One way to get homeschooling books for free is to check out your local library. Your library may have a homeschooling section as well as a traditional school section to help throughs new to homeschooling, or they may be able to order the homeschool book for you. In addition, there are many websites that offer free homeschooling resources practical tips, such as lesson plans and worksheets. Finally, homeschooling conventions often have homeschooling book swaps, where you can trade homeschooling materials with other homeschooling parents. With a little bit of digging, you should be able to find the homeschooling resources you need without spending a penny.
How do you organize books for homeschooling?
There is no one right way to organize your books, it’s all about personal experience. Some homeschool moms prefer to keep all of the homeschooling materials in one central location, such as a designated homeschooling room or closet. Others like to keep homeschooling materials (like sex education) in different areas of the house, depending on the subject matter.

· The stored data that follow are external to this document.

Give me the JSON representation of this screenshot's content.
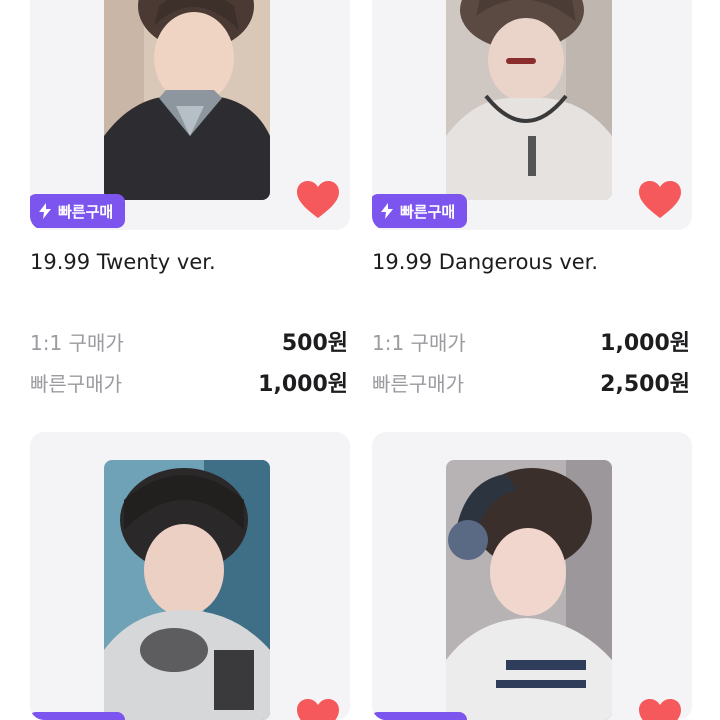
{
  "badge_label": "빠른구매",
  "brand_color": "#7b55ee",
  "heart_color": "#f5595c",
  "products": [
    {
      "title": "19.99 Twenty ver.",
      "price_1to1_label": "1:1 구매가",
      "price_1to1": "500원",
      "price_quick_label": "빠른구매가",
      "price_quick": "1,000원",
      "liked": true
    },
    {
      "title": "19.99 Dangerous ver.",
      "price_1to1_label": "1:1 구매가",
      "price_1to1": "1,000원",
      "price_quick_label": "빠른구매가",
      "price_quick": "2,500원",
      "liked": true
    },
    {
      "liked": true
    },
    {
      "liked": true
    }
  ]
}
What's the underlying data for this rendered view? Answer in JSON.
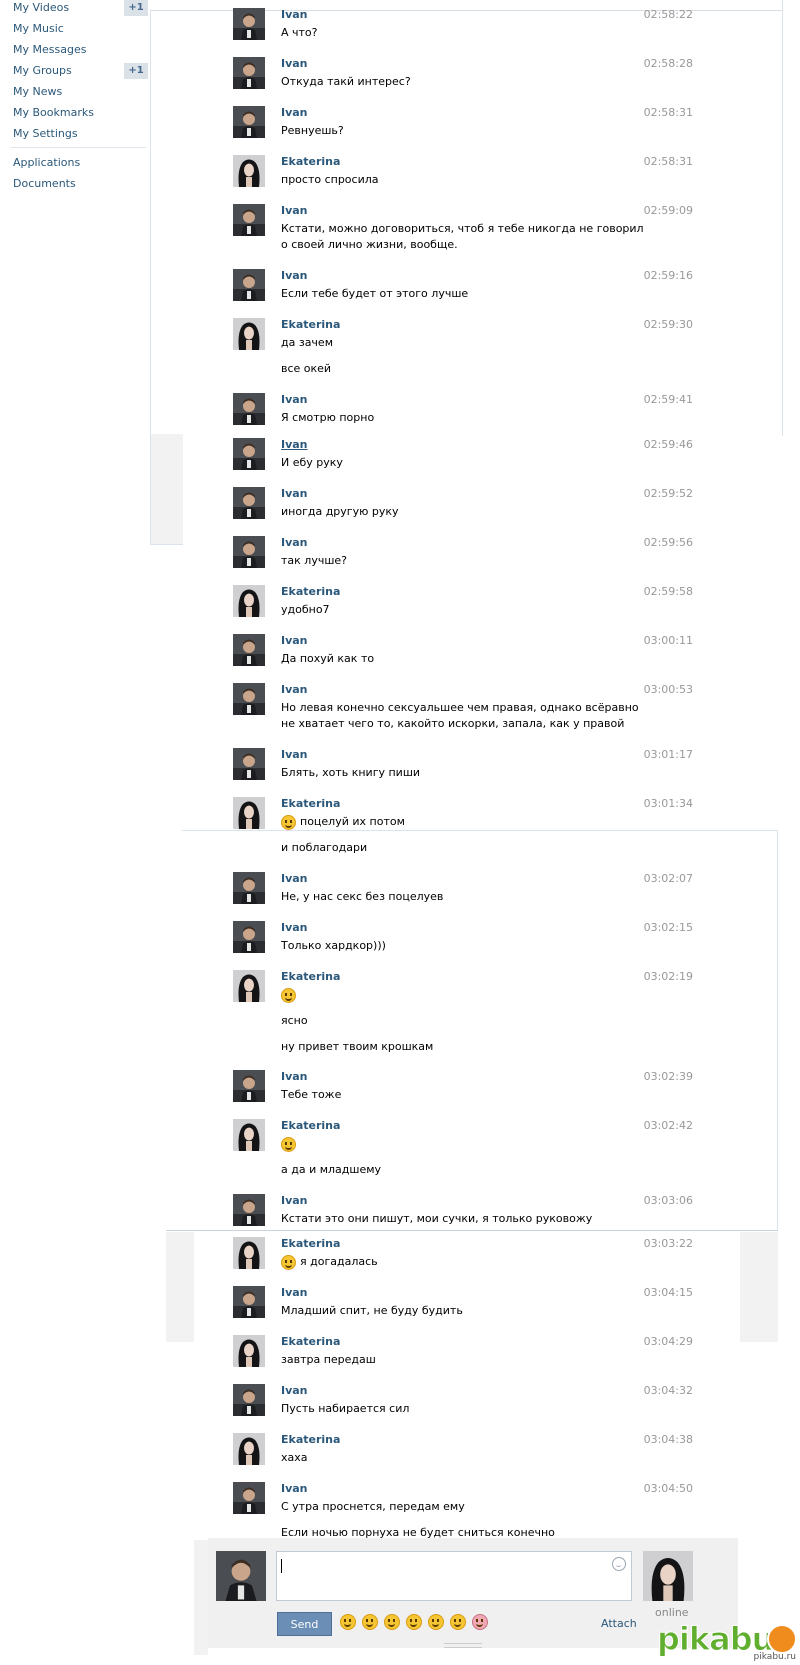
{
  "sidebar": {
    "items": [
      {
        "label": "My Videos",
        "badge": "+1"
      },
      {
        "label": "My Music",
        "badge": ""
      },
      {
        "label": "My Messages",
        "badge": ""
      },
      {
        "label": "My Groups",
        "badge": "+1"
      },
      {
        "label": "My News",
        "badge": ""
      },
      {
        "label": "My Bookmarks",
        "badge": ""
      },
      {
        "label": "My Settings",
        "badge": ""
      }
    ],
    "extra": [
      {
        "label": "Applications"
      },
      {
        "label": "Documents"
      }
    ]
  },
  "messages": [
    {
      "author": "Ivan",
      "time": "02:58:22",
      "lines": [
        "А что?"
      ]
    },
    {
      "author": "Ivan",
      "time": "02:58:28",
      "lines": [
        "Откуда такй интерес?"
      ]
    },
    {
      "author": "Ivan",
      "time": "02:58:31",
      "lines": [
        "Ревнуешь?"
      ]
    },
    {
      "author": "Ekaterina",
      "time": "02:58:31",
      "lines": [
        "просто спросила"
      ]
    },
    {
      "author": "Ivan",
      "time": "02:59:09",
      "lines": [
        "Кстати, можно договориться, чтоб я тебе никогда не говорил о своей лично жизни, вообще."
      ]
    },
    {
      "author": "Ivan",
      "time": "02:59:16",
      "lines": [
        "Если тебе будет от этого лучше"
      ]
    },
    {
      "author": "Ekaterina",
      "time": "02:59:30",
      "lines": [
        "да зачем",
        "все окей"
      ]
    },
    {
      "author": "Ivan",
      "time": "02:59:41",
      "lines": [
        "Я смотрю порно"
      ]
    },
    {
      "author": "Ivan",
      "time": "02:59:46",
      "lines": [
        "И ебу руку"
      ]
    },
    {
      "author": "Ivan",
      "time": "02:59:52",
      "lines": [
        "иногда другую руку"
      ]
    },
    {
      "author": "Ivan",
      "time": "02:59:56",
      "lines": [
        "так лучше?"
      ]
    },
    {
      "author": "Ekaterina",
      "time": "02:59:58",
      "lines": [
        "удобно7"
      ]
    },
    {
      "author": "Ivan",
      "time": "03:00:11",
      "lines": [
        "Да похуй как то"
      ]
    },
    {
      "author": "Ivan",
      "time": "03:00:53",
      "lines": [
        "Но левая конечно сексуальшее чем правая, однако всёравно не хватает чего то, какойто искорки, запала, как у правой"
      ]
    },
    {
      "author": "Ivan",
      "time": "03:01:17",
      "lines": [
        "Блять, хоть книгу пиши"
      ]
    },
    {
      "author": "Ekaterina",
      "time": "03:01:34",
      "lines": [
        "поцелуй их потом",
        "и поблагодари"
      ]
    },
    {
      "author": "Ivan",
      "time": "03:02:07",
      "lines": [
        "Не, у нас секс без поцелуев"
      ]
    },
    {
      "author": "Ivan",
      "time": "03:02:15",
      "lines": [
        "Только хардкор)))"
      ]
    },
    {
      "author": "Ekaterina",
      "time": "03:02:19",
      "lines": [
        "",
        "ясно",
        "ну привет твоим крошкам"
      ]
    },
    {
      "author": "Ivan",
      "time": "03:02:39",
      "lines": [
        "Тебе тоже"
      ]
    },
    {
      "author": "Ekaterina",
      "time": "03:02:42",
      "lines": [
        "",
        "а да и младшему"
      ]
    },
    {
      "author": "Ivan",
      "time": "03:03:06",
      "lines": [
        "Кстати это они пишут, мои сучки, я только руковожу"
      ]
    },
    {
      "author": "Ekaterina",
      "time": "03:03:22",
      "lines": [
        "я догадалась"
      ]
    },
    {
      "author": "Ivan",
      "time": "03:04:15",
      "lines": [
        "Младший спит, не буду будить"
      ]
    },
    {
      "author": "Ekaterina",
      "time": "03:04:29",
      "lines": [
        "завтра передаш"
      ]
    },
    {
      "author": "Ivan",
      "time": "03:04:32",
      "lines": [
        "Пусть набирается сил"
      ]
    },
    {
      "author": "Ekaterina",
      "time": "03:04:38",
      "lines": [
        "хаха"
      ]
    },
    {
      "author": "Ivan",
      "time": "03:04:50",
      "lines": [
        "С утра проснется, передам ему",
        "Если ночью порнуха не будет сниться конечно"
      ]
    }
  ],
  "composer": {
    "send_label": "Send",
    "attach_label": "Attach",
    "status": "online",
    "emoji_icons": [
      "smile-icon",
      "grin-icon",
      "laugh-icon",
      "wink-icon",
      "sad-icon",
      "happy-icon",
      "pig-icon"
    ]
  },
  "watermark": {
    "brand": "pikabu",
    "site": "pikabu.ru"
  },
  "colors": {
    "link": "#2b587a",
    "time": "#999999",
    "send_button": "#6a8eb5",
    "badge_bg": "#dae2e8"
  }
}
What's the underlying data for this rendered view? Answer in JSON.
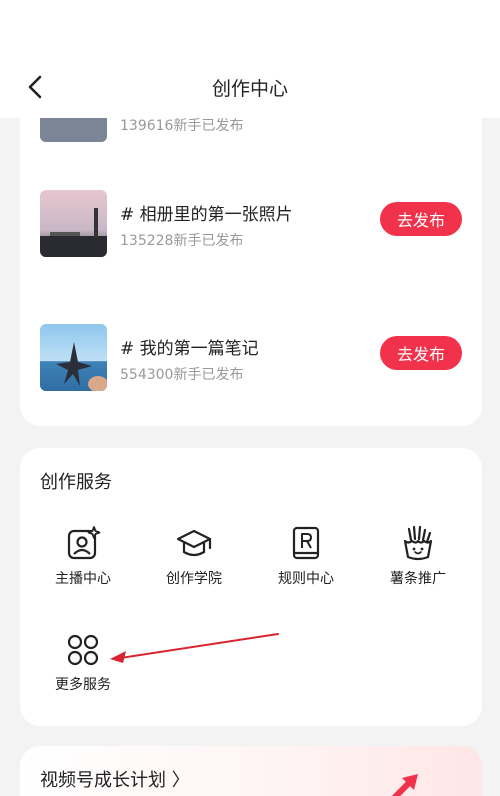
{
  "header": {
    "title": "创作中心"
  },
  "tasks": [
    {
      "title": "",
      "sub": "139616新手已发布"
    },
    {
      "title": "# 相册里的第一张照片",
      "sub": "135228新手已发布",
      "button": "去发布"
    },
    {
      "title": "# 我的第一篇笔记",
      "sub": "554300新手已发布",
      "button": "去发布"
    }
  ],
  "services": {
    "title": "创作服务",
    "items": [
      {
        "label": "主播中心",
        "icon": "anchor-center-icon"
      },
      {
        "label": "创作学院",
        "icon": "graduation-cap-icon"
      },
      {
        "label": "规则中心",
        "icon": "rule-book-icon"
      },
      {
        "label": "薯条推广",
        "icon": "fries-icon"
      },
      {
        "label": "更多服务",
        "icon": "grid-circles-icon"
      }
    ]
  },
  "growth": {
    "title": "视频号成长计划 〉"
  },
  "colors": {
    "accent": "#f2314a",
    "annotation": "#d9232e"
  }
}
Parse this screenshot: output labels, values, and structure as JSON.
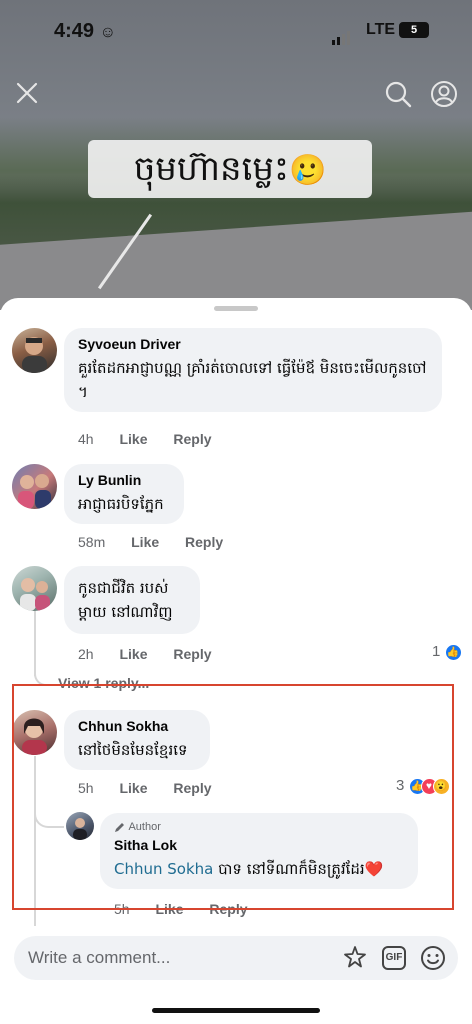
{
  "status_bar": {
    "time": "4:49",
    "time_emoji": "☺",
    "network": "LTE",
    "battery": "5"
  },
  "video": {
    "caption_text": "ចុមហ៊ានម្លេះ",
    "caption_emoji": "🥲",
    "close_icon": "close-icon",
    "search_icon": "search-icon",
    "profile_icon": "profile-icon"
  },
  "comments": [
    {
      "author": "Syvoeun Driver",
      "text": "គួរតែដកអាជ្ញាបណ្ណ គ្រាំរត់ចោលទៅ ធ្វើម៉ែឪ មិនចេះមើលកូនចៅ ។",
      "time": "4h",
      "like": "Like",
      "reply": "Reply"
    },
    {
      "author": "Ly Bunlin",
      "text": "អាជ្ញាធរបិទភ្នែក",
      "time": "58m",
      "like": "Like",
      "reply": "Reply"
    },
    {
      "author": "",
      "text": "កូនជាជីវិត របស់ម្តាយ នៅណាវិញ",
      "time": "2h",
      "like": "Like",
      "reply": "Reply",
      "reaction_count": "1",
      "view_replies": "View 1 reply..."
    },
    {
      "author": "Chhun Sokha",
      "text": "នៅថៃមិនមែនខ្មែរទេ",
      "time": "5h",
      "like": "Like",
      "reply": "Reply",
      "reaction_count": "3"
    }
  ],
  "reply": {
    "badge": "Author",
    "author": "Sitha Lok",
    "mention": "Chhun Sokha",
    "text": " បាទ នៅទីណាក៏មិនត្រូវដែរ",
    "heart": "❤️",
    "time": "5h",
    "like": "Like",
    "reply": "Reply"
  },
  "composer": {
    "placeholder": "Write a comment...",
    "sticker_icon": "sticker-icon",
    "gif_label": "GIF",
    "emoji_icon": "emoji-icon"
  },
  "colors": {
    "bubble": "#f0f2f5",
    "meta": "#65676b",
    "highlight": "#d7452f",
    "like_blue": "#1877f2",
    "love_red": "#f33e58",
    "mention": "#1f6c91"
  }
}
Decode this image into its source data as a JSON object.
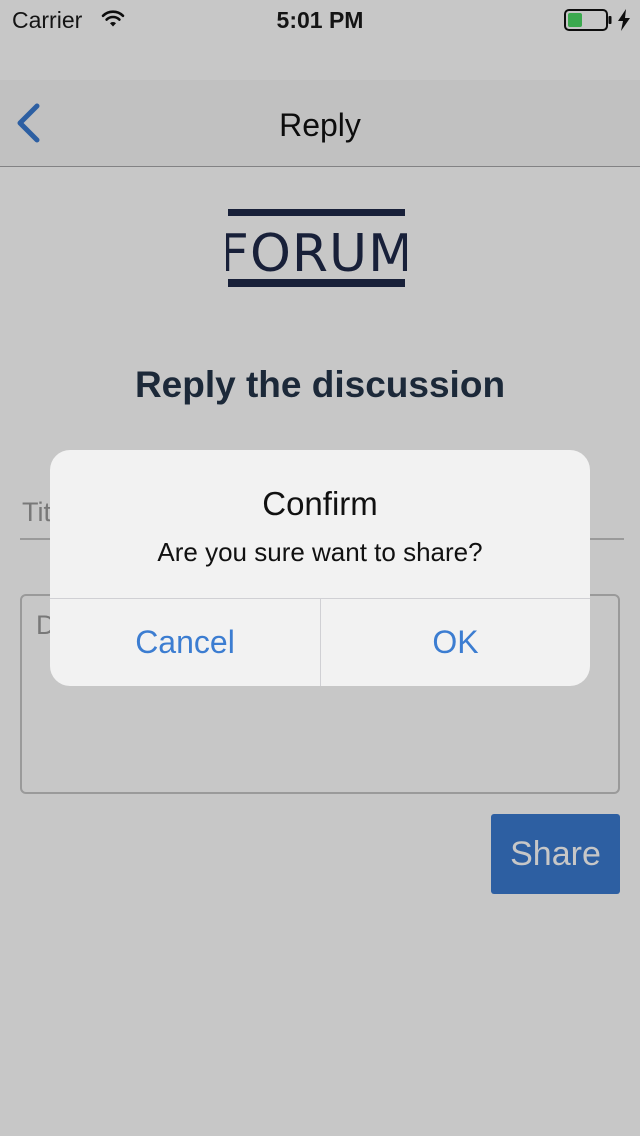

For example, you might keep math books in your child’s bedroom and science books and classical education in the kitchen. Ultimately, it is up to you to decide how to best organize homeschooling materials for your family. Try out different methods and see what works best for you.
Conclusion of Top 5 Books for Homeschooling Parents
We know homeschooling can be difficult, so we’ve provided books for homeschool moms that will help you get started. Whether you’re looking to make education an exciting experience or are trying to figure out how to organize homeschool materials, these homeschooling books should have the information you need.